Lewis & Clark

By Nick Bertozzi
144 pages, black and white
Published by First Second Books

Lewis and Clark’s expedition to the West Coast is one of those things that most Americans know about in terms of the absolute basics (they were sent by President Thomas Jefferson to find a water route to the West Coast, one of their guides was the Native American Sacagawea), but almost none of the details. I hate to admit that I fall into that category, so between learning more about this important expedition and also getting a new Nick Bertozzi graphic novel, Lewis & Clark looked immensely promising. What we got? In some respect it feels almost like Lewis & Clark: The Cliff Notes Edition, but the more I think about it, the more I believe that’s a good thing.

Lewis & Clark focuses primarily on Meriwether Lewis, the temperamental co-leader of the expedition through (and beyond) the newly acquired territory from the Louisiana Purchase. It’s a smart decision on Bertozzi’s part; William Clark, according to history, was a fairly level-headed and calm person, while Lewis was prone to self-doubt, depression, and emotional outbursts. When you consider that Clark isn’t even the third most interesting character in Lewis & Clark, it seals the deal. Lewis himself is an entertaining person to read about; his determination is clearly one of his strongest points, and it shows why even though he had many issues and problems, President Jefferson would still choose him to lead the group to the West Coast. Bertozzi gives a great deal of balance to Lewis, showing both sides to his character and letting the reader ultimately make a final decision on him as a person.

As for the plotting itself, Bertozzi is in a tough spot with trying to condense a three year expedition into just 144 pages. The end result is, as mentioned before, a highly truncated story, but one that still gives enough to let the reader have an overall feel for the journey. So we get the highlights as they move across the country, shown to us in two-to-four page episodes. For the most part, it works; we get an idea of how things are shaping up, then slide along to the next encounter or obstacle. Occasionally, though, once the book moves ahead in time it’s a little frustrating; you want to see more from that particular moment. It’s Sacagawea’s life that I think ultimately becomes the most intriguing in many ways; I finished Lewis & Clark interested in this woman and wishing there had been room to stick with her a bit longer and let us get a stronger grasp of her as a person.

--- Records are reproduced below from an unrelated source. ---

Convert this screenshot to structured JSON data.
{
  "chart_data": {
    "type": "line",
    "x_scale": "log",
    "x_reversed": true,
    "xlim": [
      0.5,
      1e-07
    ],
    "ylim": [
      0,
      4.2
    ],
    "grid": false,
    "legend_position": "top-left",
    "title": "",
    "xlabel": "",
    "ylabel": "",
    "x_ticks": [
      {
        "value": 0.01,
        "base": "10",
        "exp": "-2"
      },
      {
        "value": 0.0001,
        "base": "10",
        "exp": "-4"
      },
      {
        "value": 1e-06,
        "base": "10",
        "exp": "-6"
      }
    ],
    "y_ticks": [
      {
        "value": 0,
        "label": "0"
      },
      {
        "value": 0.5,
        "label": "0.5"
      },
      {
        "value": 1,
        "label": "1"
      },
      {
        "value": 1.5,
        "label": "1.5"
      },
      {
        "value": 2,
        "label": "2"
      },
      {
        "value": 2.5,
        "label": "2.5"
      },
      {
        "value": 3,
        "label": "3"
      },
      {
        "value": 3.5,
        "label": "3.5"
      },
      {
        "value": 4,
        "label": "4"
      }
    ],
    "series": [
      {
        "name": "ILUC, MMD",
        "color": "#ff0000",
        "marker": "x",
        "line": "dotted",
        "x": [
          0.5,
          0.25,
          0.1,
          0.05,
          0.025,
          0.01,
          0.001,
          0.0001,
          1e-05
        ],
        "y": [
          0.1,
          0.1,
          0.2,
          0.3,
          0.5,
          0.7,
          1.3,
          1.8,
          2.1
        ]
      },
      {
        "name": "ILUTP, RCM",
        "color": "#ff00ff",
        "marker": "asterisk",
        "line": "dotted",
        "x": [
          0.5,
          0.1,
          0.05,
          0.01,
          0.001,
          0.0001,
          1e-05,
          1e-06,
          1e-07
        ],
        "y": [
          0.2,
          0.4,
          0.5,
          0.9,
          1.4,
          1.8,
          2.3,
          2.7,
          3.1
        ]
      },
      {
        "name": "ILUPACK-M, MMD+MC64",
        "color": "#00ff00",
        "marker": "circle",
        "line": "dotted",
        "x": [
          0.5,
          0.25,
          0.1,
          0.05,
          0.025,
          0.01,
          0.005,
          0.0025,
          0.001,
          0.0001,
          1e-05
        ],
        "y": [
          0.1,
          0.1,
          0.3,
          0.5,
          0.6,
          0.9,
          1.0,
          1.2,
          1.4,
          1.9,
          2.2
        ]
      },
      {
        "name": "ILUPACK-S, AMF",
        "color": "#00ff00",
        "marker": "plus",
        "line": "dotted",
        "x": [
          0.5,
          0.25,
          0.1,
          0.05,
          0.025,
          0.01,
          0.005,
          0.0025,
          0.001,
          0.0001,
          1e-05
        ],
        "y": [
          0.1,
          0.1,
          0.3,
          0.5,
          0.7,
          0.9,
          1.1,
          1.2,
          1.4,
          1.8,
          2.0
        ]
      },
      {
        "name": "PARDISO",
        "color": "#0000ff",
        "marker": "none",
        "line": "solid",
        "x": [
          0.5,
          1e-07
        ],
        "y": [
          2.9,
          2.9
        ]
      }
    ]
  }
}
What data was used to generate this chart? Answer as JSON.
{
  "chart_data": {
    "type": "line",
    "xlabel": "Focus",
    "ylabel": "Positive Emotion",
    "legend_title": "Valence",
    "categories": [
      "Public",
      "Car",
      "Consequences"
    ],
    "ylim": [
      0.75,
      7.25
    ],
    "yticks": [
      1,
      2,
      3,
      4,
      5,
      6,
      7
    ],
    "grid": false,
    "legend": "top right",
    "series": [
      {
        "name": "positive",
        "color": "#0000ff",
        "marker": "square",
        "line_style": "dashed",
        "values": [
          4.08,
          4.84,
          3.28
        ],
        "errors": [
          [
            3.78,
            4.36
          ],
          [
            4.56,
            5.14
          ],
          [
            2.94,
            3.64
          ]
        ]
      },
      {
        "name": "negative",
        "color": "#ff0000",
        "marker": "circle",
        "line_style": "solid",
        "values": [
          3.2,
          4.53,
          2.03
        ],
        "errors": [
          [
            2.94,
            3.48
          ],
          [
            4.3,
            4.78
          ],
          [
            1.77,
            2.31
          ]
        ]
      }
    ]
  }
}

Bertozzi has fun with the art, sometimes moving horizontally across massive two-page spreads, other times going for a more standard approach where each page is its own unit. It’s his experimenting with layout that immediately grabbed my attention; he uses the placement of panels to try and help mimic a lot of their journey. Rough river rides have the panels zig-zag across the page, and a glimpse of a buffalo stampede in Iowa gives the creatures all the space they need to run across the page while the people are almost like specs in comparison to the bounty of land around them. Bertozzi’s focus on his characters works well too; I love the annoyed expressions on Lewis’s face in particular, but in general when his characters show joy or sadness, it’s reflected beautifully on their faces.

If nothing else, Lewis & Clark is a great incentive to read more about this famed expedition. I’m definitely going to add a book or two about them and Sacagawea onto my reading list, because Bertozzi has given me just enough to whet my appetite for more. And ultimately, I think that’s exactly what the book should have done. There’s no way Bertozzi could have told every single detail of their three years away, so this served up just the right amount. Mission accomplished.